Я слушал, но не слышал. Доктор Хэмптон описал состояние Эбби и наш последний вариант. Эбби не моргнула и глазом.
Она сказала:
— Дайте мне максимальную дозу.
Мы вернулись в клинику Мэйо. Я сидел и ждал, пока врачи устраивали в организме моей жены маленький Чернобыль.
В течение трех месяцев Эбби испытывала сокрушительный эффект радиации. Она почти все время спала — в некотором смысле это было хорошо. У нее оставалось меньше времени на то, чтобы ощущать воздействие рака и радиации. Я ее не винил. Я безумно скучал, но сон сделался единственным прибежищем Эбби. Единственным, какое осталось. Все остальное у нас отняли.
Когда она просыпалась, любой шум, движение или проблеск света вызывали у нее тошноту. В итоге мы сидели в темноте и молчали. К счастью, врачи давали Эбби любые болеутоляющие, доказав тем самым, что бессознательное состояние может стать роскошью.
Потом ее снова обследовали. Учитывая состояние Эбби и тот факт, что она заслужила право быть первой в очереди, врачи быстро обработали результаты, и к вечеру мы уже ждали ответ. Мне нужно было прогуляться — в последнее время я часто это делал. Покидая Эбби, я чувствовал себя предателем, но она все равно спала, а я хотел проветриться до того, как придет Радди с новостями. Я шепнул: «Милая, я только куплю себе булочку» и вышел в коридор. Когда я вернулся, одна из сиделок клала в пластмассовый ящик на двери папку с результатами. Я смотрел на нее и думал о жене, которая лежала в палате в ожидании скверных вестей.
Наблюдать за тем, как Эбби умирает, было невыносимо.

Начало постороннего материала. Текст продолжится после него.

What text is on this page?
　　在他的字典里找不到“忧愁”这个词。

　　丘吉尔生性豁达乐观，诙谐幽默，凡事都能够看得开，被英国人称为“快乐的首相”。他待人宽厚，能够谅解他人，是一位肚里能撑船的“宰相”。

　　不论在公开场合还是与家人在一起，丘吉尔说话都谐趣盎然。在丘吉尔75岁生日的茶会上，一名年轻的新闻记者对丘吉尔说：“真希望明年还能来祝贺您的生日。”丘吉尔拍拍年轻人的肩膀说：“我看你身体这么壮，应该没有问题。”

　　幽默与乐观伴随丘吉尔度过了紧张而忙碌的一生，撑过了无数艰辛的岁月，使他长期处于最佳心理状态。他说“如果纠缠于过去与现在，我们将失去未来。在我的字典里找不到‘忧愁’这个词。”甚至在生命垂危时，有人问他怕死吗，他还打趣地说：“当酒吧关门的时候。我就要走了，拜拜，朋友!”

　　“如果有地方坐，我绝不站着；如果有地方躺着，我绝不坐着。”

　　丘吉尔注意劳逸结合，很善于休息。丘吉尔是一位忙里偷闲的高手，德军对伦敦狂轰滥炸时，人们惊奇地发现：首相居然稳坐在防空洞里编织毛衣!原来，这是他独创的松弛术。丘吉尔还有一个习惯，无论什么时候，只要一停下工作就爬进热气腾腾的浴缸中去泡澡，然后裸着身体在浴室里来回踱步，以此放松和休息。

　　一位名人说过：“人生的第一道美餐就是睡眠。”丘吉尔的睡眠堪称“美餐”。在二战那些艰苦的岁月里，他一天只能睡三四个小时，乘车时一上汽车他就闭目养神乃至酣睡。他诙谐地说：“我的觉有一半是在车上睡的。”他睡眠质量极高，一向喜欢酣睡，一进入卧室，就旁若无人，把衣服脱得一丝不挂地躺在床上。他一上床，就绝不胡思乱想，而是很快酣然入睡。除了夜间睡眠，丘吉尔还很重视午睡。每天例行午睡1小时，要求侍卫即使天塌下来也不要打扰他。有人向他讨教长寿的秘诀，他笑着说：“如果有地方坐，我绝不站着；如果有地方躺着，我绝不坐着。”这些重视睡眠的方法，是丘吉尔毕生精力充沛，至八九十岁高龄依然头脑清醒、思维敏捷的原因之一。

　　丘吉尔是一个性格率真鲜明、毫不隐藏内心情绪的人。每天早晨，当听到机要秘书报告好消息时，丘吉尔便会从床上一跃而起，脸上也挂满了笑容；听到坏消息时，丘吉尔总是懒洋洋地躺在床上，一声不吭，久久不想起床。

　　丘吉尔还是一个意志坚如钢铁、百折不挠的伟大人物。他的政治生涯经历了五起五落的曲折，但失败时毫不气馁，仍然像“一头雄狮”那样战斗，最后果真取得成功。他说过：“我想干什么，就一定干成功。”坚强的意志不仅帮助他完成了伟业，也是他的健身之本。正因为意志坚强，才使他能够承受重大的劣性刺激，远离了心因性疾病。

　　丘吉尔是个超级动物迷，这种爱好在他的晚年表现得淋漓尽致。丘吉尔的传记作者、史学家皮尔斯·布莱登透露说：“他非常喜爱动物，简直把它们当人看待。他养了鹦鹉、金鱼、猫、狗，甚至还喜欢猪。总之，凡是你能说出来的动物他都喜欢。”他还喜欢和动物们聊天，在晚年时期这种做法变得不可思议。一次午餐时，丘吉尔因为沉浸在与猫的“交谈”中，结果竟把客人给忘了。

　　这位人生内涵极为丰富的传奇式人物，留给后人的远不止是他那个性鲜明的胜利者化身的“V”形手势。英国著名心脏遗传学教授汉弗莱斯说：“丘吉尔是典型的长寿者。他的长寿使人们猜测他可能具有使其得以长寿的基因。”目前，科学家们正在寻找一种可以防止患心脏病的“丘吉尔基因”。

Я устал от собственной беспомощности. Я участвовал в битве между жизнью и смертью, но победить не мог. Хуже может быть только зрелище детских страданий. Когда я сказал, что пойду за булочкой, то солгал: я хотел посмотреть на какого-нибудь родителя. Но стоило мне увидеть его лицо, и я понял, что этот человек страдает не меньше, если не больше, чем я. Когда я нашел, что искал, и слегка утешился при мысли о том, что кто-то еще на этой планете страдает, то вернулся к Эбби.

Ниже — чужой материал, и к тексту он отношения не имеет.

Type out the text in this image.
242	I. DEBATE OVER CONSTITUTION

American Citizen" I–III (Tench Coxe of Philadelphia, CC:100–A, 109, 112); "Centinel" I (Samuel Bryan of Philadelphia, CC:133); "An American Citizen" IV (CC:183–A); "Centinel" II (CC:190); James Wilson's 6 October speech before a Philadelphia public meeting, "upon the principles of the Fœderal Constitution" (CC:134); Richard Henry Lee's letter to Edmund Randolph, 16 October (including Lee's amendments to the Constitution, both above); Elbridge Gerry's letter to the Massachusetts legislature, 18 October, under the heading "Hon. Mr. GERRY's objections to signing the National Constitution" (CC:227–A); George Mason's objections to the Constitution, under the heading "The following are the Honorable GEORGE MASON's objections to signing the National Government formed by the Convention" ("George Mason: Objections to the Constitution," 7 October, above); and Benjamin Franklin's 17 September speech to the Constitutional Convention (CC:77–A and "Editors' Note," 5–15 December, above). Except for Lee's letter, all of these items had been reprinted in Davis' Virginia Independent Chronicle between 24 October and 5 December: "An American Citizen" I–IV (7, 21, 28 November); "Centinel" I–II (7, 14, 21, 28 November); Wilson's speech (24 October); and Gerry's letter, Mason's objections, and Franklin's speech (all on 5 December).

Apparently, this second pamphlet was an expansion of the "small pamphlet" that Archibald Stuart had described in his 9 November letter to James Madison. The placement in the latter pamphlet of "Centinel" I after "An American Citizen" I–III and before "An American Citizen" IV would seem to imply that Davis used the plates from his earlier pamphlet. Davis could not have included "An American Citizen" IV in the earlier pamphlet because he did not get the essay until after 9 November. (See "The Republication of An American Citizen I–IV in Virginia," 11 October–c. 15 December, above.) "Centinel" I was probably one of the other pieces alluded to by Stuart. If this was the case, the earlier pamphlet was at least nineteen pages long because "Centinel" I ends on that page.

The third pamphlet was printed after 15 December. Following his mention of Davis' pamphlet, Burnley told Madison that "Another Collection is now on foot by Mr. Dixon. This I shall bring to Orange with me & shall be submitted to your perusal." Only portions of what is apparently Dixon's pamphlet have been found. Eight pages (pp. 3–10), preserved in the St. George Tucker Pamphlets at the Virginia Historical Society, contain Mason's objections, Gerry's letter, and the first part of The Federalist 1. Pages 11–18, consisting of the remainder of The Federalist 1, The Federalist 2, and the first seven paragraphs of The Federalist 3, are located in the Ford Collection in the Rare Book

Я знаю, что был не прав. Знаю, что это ненормально. И мне очень стыдно.
Я открыл папку и обнаружил среди прочих документов письмо. Оно было написано онкологом, который расшифровывал снимки.
Я дважды перечитал письмо про себя, а потом — шепотом — еще раз, в надежде на то, что на слух оно окажется иным, нежели на взгляд. Но каждый раз, мысленно повторяя эти слова, я слышал звук бьющегося стекла.
«Единственный вариант…»
Я закрыл папку и прислонился к двери. В тридцать пять лет Эбби измучилась физически и эмоционально, она утратила надежду. Мы достигла дна, и битва закончилась.
Я вошел в палату и обнаружил, что там пусто — не считая кровати, грязного белья и пустого мешка, висящего над головой Эбби. Трубка свисала с металлического плеча Джорджи. Я задумался, сколько раз выпускники Гарварда в белых халатах накачивали Эбби ядом и втыкали в нее иглы, похожие на пиявки.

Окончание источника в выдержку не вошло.